Solution: The parent edge weight is already included when the parent node makes its decision. The child only needs to reserve a slot (use k-1 instead of k edges to children) but doesn't add the parent edge weight again.

4. Incorrect Profit Calculation

Pitfall: Misunderstanding what "profit" means when deciding whether to include an edge to a child.

Wrong Calculation:

# WRONG: Just using edge weight as profit
profit = w  # This ignores the child's contribution

Correct Calculation:

# CORRECT: Profit = gain from including edge vs not including it
profit = (w + child_sum_with_k_minus_1) - child_sum_with_k

The profit represents the difference between:

• Including the edge (weight w + child uses k-1 edges)
• Not including the edge (child uses k edges)

5. Including Negative or Zero Profit Edges

Pitfall: Including all edges to children regardless of their profit value.

Wrong Implementation:

# WRONG: Including all edges even if they decrease total sum
for v, w in g[u]:
    if v != fa:
        a, b = dfs(v, u)
        t.append(w + b - a)  # Might be negative!

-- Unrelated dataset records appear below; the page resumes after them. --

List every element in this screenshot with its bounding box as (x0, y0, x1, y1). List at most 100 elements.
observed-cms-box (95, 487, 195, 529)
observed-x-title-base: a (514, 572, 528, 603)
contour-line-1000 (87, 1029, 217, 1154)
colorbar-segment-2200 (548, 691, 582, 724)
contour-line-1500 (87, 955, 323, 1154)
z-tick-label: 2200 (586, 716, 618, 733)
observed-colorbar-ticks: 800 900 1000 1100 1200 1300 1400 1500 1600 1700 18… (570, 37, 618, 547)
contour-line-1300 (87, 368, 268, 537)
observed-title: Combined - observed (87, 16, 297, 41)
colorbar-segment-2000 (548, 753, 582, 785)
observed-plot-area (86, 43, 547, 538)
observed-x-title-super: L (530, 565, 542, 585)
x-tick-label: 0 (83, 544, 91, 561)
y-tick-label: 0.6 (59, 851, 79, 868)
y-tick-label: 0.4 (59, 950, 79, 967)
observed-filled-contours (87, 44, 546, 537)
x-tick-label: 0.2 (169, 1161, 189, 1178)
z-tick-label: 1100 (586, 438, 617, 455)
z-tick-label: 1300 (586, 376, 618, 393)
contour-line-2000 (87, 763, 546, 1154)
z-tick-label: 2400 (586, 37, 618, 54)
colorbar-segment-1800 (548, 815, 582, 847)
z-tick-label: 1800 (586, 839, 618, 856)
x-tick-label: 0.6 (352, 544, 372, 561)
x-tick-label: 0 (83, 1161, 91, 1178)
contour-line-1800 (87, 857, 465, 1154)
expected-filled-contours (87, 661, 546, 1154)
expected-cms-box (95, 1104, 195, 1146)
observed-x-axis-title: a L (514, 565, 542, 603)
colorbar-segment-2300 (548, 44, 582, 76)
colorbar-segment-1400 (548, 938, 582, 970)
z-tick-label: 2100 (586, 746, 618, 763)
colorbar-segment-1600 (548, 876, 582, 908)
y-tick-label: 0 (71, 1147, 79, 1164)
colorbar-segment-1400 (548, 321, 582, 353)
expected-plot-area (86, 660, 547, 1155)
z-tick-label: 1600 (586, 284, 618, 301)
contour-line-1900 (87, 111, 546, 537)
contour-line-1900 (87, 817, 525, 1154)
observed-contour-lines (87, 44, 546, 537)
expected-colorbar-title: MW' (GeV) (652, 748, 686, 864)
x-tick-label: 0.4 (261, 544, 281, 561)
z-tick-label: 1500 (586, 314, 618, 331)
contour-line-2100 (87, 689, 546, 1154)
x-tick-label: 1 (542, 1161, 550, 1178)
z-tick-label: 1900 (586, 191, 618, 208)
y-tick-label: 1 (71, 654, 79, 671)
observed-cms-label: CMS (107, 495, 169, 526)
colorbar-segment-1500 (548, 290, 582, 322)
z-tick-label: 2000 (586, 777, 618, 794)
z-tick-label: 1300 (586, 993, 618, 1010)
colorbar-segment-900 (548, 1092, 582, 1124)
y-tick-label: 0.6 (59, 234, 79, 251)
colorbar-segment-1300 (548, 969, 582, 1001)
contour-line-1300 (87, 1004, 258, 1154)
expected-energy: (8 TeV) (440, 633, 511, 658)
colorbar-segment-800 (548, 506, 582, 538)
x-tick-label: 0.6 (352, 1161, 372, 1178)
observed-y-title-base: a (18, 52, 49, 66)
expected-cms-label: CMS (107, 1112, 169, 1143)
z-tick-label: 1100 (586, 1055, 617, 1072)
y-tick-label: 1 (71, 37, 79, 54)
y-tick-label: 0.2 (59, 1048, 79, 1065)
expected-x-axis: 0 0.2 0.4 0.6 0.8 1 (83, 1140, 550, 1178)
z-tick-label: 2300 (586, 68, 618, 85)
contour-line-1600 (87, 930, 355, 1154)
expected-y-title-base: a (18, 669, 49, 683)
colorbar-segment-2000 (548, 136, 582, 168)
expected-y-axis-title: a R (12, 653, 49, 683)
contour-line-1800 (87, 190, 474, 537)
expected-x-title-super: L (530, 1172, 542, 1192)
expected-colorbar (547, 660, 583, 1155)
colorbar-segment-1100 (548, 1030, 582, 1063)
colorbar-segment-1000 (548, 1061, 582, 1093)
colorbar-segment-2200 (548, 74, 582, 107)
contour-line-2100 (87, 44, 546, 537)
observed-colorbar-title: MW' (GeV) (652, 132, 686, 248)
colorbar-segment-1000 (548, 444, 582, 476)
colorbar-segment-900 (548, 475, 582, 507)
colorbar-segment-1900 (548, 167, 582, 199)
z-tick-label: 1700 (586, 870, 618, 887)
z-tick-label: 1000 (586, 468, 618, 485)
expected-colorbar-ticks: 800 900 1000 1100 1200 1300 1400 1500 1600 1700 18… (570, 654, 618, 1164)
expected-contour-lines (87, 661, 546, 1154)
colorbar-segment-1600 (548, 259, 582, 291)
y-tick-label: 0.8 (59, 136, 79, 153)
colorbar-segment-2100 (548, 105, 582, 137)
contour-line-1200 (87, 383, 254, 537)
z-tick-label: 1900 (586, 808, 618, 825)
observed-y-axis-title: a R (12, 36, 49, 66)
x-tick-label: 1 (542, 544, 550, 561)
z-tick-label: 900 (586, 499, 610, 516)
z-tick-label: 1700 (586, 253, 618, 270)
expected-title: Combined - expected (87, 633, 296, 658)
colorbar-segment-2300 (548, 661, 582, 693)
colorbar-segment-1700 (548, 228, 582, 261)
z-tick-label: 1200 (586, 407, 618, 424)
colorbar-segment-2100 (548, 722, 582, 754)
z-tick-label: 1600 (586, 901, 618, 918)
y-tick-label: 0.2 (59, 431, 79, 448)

Solution: Only include edges with positive profit:

for v, w in g[u]:
    if v != fa:
        a, b = dfs(v, u)
        profit = w + b - a
        if profit > 0:  # Only positive profits
            t.append(profit)

6. Off-by-One Error with Number of Nodes

Pitfall: Incorrectly calculating the number of nodes from the edges array.

Wrong:

# WRONG: Using len(edges) as number of nodes
n = len(edges)  # This gives n-1, not n

Correct:

# CORRECT: A tree with n nodes has n-1 edges
n = len(edges) + 1

7. Not Considering Both Cases for the Root Node

Pitfall: Only returning one value for the root instead of taking the maximum of both possibilities.

Wrong:

# WRONG: Only considering one case
x, _ = dfs(0, -1)
return x

Correct:

# CORRECT: Root has no parent, so both cases are valid
x, y = dfs(0, -1)
return max(x, y)

The root node is special because it has no parent edge to reserve a slot for, so both the k-edge and (k-1)-edge scenarios are valid final configurations.